Who we are.

Rodrigo Ledesma-Amaro (PI)

Overview

Rodrigo Ledesma-Amaro is a lecturer at the Department of Bioengineering at Imperial College London and is part of the Imperial College Centre for Synthetic Biology (IC-SynB). He is leading a research group at the interface of synthetic biology and metabolic engineering.

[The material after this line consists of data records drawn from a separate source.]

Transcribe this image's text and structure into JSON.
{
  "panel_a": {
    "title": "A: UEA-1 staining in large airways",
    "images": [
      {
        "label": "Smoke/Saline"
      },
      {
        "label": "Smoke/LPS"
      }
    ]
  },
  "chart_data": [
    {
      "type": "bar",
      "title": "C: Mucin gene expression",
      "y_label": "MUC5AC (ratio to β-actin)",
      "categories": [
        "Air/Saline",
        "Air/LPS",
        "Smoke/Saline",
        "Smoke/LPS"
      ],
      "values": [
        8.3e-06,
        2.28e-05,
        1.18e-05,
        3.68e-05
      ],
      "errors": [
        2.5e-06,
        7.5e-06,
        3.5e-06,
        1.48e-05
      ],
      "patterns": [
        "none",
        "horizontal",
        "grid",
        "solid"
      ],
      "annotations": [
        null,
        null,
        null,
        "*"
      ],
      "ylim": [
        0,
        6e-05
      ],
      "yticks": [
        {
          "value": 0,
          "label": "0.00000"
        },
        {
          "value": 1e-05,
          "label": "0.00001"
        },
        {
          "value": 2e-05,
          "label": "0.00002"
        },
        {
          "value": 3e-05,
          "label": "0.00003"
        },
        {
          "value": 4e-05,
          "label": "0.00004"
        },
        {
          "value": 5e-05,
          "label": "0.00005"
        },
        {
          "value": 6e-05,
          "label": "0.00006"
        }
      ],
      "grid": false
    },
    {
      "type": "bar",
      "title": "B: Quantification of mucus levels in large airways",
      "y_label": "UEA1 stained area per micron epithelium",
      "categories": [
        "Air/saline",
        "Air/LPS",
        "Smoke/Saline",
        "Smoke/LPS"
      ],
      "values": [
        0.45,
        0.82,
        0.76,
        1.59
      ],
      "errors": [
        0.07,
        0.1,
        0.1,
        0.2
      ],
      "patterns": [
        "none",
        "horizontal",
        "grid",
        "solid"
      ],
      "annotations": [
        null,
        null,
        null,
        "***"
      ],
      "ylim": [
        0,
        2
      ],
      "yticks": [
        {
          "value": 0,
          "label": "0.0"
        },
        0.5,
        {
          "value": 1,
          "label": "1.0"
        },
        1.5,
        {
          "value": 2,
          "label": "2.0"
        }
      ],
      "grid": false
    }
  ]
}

Rodrigo has published more than 55 articles and patents, has obtained 11 fellowships/scholarships and 8 awards. He has been invited speaker in more than 20 conferences and workshops, including keynote talks. He is involved in editorial activities including works in editorial boards and acts as reviewer for journals and grants, including Nature, H2020 or BBSRC.

Biography

Rodrigo Ledesma-Amaro obtained his PhD at the University of Salamanca under the supervision of Prof. Jose Luis Revuelta, the head of the metabolic engineering group. The PhD thesis is about systems metabolic engineering of A. gossypii for the production of vitamins, nucleosides and lipids. It combines modeling, synthetic biology, systems biology and metabolic engineering techniques and it produced numerous research papers and industrial patents (being currently used by BASF). Before that, Rodrigo coursed an MSc in Microbial Biotechnology at the Universidad Autonoma de Madrid and two undergraduate degrees (Biotechnology and Chemical Engineering) at the University of Salamanca. During his PhD, Rodrigo was a visiting researcher at Prof. Jens Nielsen´s group at Chalmers University of Technology (Sweden), at Prof. Jean-Marc Nicaud’s lab at INRA (France) and at Prof. Kamisaka`s group at AIST (Japan). After the PhD, he moved to France with a Marie Curie Fellowship and he performed his postdoc in the group of Jean-Marc Nicaud. Most of his postdoctoral research work was done in the oleaginous yeast Yarrowia lipolytica. During those years, Rodrigo engineered this organism to 1) produce different compounds (lipids, lipid-derived chemicals, carotenoids, etc), 2) to be able to use low-cost carbon sources such as lignocellulosic materials or starch and 3) to facilitate the recovery of the products by engineering lipid secretion. During the postdoc, Rodrigo taught synthetic biology related subjects at SUP biotech, Paris.

In 2017, he joined Imperial College London as independent research with an Imperial College Research Fellowship and in 2019 he was appointed as lecturer in the Department of Bioengineering.